By Chakyra Butler
The people of Grand Bayou say they will always have special memories of the place they once called home, some of these memories being unique to bayou life.
Grand Bayou native Nell Aucoin Naquin says one of her greatest memories was when resident Ramona Talbot was bitten by a snake.
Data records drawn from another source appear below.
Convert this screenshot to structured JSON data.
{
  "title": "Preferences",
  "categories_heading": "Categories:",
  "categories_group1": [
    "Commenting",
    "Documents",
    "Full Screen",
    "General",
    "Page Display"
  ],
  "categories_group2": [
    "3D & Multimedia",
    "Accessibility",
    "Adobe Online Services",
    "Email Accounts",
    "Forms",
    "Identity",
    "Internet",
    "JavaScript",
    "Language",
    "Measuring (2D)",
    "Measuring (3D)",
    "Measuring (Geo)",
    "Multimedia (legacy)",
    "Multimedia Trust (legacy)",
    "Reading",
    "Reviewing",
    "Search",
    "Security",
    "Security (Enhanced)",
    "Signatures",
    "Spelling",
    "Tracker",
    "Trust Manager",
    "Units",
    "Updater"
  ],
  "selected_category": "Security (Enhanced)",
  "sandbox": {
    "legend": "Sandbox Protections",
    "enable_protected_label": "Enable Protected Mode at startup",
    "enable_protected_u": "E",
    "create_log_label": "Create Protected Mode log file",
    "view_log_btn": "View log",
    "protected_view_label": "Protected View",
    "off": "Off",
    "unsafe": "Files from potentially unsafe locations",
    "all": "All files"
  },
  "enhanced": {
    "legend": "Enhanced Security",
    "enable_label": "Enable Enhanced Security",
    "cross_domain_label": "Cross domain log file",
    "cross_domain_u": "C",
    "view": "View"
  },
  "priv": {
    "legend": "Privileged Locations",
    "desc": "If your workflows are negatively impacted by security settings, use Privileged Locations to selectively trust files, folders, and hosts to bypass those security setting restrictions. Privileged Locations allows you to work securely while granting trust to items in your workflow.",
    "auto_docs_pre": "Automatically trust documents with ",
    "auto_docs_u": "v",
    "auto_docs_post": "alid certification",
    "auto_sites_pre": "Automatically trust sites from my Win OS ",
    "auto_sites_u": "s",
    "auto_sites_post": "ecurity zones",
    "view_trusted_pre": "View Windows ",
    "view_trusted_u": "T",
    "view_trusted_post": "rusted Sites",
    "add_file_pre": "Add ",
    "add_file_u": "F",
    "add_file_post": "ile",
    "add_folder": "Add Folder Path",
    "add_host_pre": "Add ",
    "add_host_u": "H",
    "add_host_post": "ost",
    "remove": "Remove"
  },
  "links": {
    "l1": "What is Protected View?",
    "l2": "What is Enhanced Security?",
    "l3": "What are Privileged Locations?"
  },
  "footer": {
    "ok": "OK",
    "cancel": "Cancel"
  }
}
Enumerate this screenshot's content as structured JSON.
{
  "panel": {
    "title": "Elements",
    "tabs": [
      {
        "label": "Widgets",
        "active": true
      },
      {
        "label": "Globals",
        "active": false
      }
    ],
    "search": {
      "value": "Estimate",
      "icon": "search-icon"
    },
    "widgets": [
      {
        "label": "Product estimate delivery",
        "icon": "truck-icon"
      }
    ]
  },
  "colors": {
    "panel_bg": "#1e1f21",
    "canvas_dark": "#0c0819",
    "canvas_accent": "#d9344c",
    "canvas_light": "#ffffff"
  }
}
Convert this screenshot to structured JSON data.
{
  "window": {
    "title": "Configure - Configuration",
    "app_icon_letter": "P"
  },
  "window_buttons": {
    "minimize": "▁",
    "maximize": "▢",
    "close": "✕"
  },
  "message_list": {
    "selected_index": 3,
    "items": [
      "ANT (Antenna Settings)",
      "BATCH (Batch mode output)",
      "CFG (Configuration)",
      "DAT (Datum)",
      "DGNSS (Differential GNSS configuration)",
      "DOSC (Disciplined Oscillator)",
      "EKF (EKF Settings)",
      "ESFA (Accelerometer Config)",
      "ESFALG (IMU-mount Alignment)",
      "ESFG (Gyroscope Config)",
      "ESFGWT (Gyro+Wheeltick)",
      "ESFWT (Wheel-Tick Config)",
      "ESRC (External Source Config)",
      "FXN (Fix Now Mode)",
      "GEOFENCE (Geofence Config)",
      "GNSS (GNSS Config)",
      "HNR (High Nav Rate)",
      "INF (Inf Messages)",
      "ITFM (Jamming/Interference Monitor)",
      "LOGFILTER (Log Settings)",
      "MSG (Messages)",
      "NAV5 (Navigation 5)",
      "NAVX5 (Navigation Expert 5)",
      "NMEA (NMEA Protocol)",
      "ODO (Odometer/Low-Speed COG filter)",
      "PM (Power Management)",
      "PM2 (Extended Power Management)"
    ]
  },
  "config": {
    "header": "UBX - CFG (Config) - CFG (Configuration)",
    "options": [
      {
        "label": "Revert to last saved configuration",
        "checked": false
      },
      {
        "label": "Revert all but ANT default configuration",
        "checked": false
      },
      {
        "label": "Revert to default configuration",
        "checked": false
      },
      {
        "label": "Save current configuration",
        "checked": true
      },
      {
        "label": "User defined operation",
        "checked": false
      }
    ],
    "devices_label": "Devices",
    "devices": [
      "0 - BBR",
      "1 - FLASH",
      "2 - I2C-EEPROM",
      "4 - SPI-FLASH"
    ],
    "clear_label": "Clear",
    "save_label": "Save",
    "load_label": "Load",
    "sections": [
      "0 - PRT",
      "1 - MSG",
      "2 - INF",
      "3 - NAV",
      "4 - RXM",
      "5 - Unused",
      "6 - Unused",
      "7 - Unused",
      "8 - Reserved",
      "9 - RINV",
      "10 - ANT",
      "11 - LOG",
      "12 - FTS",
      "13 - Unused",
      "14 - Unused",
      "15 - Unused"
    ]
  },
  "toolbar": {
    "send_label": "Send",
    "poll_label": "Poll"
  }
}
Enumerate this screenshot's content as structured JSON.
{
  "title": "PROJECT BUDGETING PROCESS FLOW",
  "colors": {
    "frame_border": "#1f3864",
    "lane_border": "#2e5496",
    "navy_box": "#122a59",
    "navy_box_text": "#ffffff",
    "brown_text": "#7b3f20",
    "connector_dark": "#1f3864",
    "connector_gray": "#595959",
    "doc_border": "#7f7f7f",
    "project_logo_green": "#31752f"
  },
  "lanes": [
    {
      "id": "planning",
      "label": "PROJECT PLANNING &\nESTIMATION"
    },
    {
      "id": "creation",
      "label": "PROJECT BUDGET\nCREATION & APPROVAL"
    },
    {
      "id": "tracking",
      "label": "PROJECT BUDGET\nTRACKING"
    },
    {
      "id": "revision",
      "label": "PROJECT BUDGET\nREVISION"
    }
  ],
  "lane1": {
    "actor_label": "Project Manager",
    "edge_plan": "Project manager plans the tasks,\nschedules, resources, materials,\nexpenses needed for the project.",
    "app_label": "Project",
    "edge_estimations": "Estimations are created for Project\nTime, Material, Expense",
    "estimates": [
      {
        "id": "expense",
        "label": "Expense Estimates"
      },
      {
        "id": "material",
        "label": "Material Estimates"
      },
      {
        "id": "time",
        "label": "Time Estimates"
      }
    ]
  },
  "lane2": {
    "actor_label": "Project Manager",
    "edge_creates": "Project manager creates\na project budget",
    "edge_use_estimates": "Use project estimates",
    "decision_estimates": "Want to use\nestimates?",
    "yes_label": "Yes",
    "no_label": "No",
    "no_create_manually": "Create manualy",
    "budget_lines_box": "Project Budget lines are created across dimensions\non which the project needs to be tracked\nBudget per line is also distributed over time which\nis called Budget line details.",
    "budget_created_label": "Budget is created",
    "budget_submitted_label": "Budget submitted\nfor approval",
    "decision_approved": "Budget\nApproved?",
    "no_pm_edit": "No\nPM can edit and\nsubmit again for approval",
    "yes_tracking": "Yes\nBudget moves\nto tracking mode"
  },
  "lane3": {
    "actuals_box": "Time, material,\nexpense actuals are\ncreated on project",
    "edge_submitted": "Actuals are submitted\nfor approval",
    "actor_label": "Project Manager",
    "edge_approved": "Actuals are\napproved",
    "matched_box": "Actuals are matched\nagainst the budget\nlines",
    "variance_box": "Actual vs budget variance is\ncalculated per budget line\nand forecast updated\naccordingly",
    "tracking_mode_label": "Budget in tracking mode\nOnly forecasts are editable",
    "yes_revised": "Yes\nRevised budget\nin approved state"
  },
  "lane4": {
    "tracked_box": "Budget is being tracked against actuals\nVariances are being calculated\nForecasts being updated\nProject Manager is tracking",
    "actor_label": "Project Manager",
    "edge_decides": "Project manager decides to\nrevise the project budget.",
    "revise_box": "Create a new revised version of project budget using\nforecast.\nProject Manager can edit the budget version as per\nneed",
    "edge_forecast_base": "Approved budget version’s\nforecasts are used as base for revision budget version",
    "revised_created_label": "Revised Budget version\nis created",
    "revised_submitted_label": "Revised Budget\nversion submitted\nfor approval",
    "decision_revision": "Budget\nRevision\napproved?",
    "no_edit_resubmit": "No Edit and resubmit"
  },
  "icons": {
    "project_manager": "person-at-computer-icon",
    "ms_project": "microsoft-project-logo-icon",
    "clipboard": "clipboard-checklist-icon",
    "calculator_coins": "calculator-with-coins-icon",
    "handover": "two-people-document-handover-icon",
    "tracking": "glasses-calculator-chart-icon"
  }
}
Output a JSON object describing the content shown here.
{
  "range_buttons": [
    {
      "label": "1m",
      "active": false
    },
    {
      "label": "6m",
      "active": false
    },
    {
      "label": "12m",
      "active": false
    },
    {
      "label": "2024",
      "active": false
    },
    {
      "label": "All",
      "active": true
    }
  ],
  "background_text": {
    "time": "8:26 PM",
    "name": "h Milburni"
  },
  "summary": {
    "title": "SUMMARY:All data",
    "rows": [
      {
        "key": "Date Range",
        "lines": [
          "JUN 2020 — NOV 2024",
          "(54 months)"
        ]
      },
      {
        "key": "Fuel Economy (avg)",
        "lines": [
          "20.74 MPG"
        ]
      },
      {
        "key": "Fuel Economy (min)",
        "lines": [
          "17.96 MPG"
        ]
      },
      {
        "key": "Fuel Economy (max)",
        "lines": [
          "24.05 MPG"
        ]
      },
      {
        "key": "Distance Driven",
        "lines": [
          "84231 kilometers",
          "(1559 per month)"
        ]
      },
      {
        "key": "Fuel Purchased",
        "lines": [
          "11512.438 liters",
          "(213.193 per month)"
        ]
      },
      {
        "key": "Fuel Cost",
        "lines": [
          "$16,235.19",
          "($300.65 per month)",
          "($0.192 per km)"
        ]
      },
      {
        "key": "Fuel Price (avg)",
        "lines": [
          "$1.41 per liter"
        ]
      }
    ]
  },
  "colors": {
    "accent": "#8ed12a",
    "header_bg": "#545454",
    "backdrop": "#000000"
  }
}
Naquin was a sophomore in high school, and they would play croquet together on Talbot’s lawn.
“She would normally always beat me,” Naquin says, “But for once I was ahead of her, I was beating her, and all of a sudden I heard her scream.”
Naquin says she remembers watching on TV people that got bitten by snakes had to get their skin cut with a knife, with someone having to suck out the blood in order to get rid of the poison.
“I was so afraid I was gonna have to do that,” Naquin says.
She says Talbot’s mother was not home at the time, so they both walked to Naquin’s house and brought her to the doctor, who gave Talbot a tetanus shot and said the snake that bit her was not poisonous.
“That scared the bejeebies out of me,” Naquin says.
Although Naquin says that experience may not be her best memory—that would be having fun in the bayou with the kids—it is a memory that is everlasting.
David Schexnaydre visited Grand Bayou often, and says he remembers a story his mother told him.
Schexnaydre says his uncle Picou went with a man to Morgan City on a type of raft to pick up supplies for the stores in Grand Bayou and Bayou Corne.
When they got back to the landing in Grand Bayou, revenuers, government officials who enforce laws prohibiting the illegal distillation or bootlegging of alcohol, were waiting for them.
“It wasn’t groceries they went get, it was moonshine liquor,” Schexnaydre says.
Schexnaydre says he remembers his mother telling him the revenuers started shooting, and everyone, including his uncle Picou, tried jumping into the bayou.
“Uncle Picou jumped in the bayou, and he had high top boots on, and I think mama said they had steel toes in the boots,” Schexnaydre says.
He says his uncle swam to the other side of the bayou and hid in the lilies all day until the next night.
“I believe that’s the way the story went,” Schexnaydre says.
Another story Schexnaydre says he remembers being told was when he and his two eldest brothers, Ronald and Barry—the latter nicknamed Tede—were playing on his uncle Dodd’s front yard.
“Tede tried to climb up on Uncle Dodd’s big live oak tree not knowing that there was a mink trap in the fork of the tree,” Schexnaydre says.
Schexnaydre says when Tede climbed up, the trap caught his hand and he could not move.
“My older brother Ronald ran into the house and said, ‘Mama. Mama. Come quick, Mama. Tede’s in a coon trap, in a rat trap, in a possum trap, in some kind of trap come quick, Mama,’” Schexnaydre says.
Since then, Schexnaydre says when they visited their uncle’s house, the first thing his uncle would do was hoot and say, “Tede’s in a coon trap.”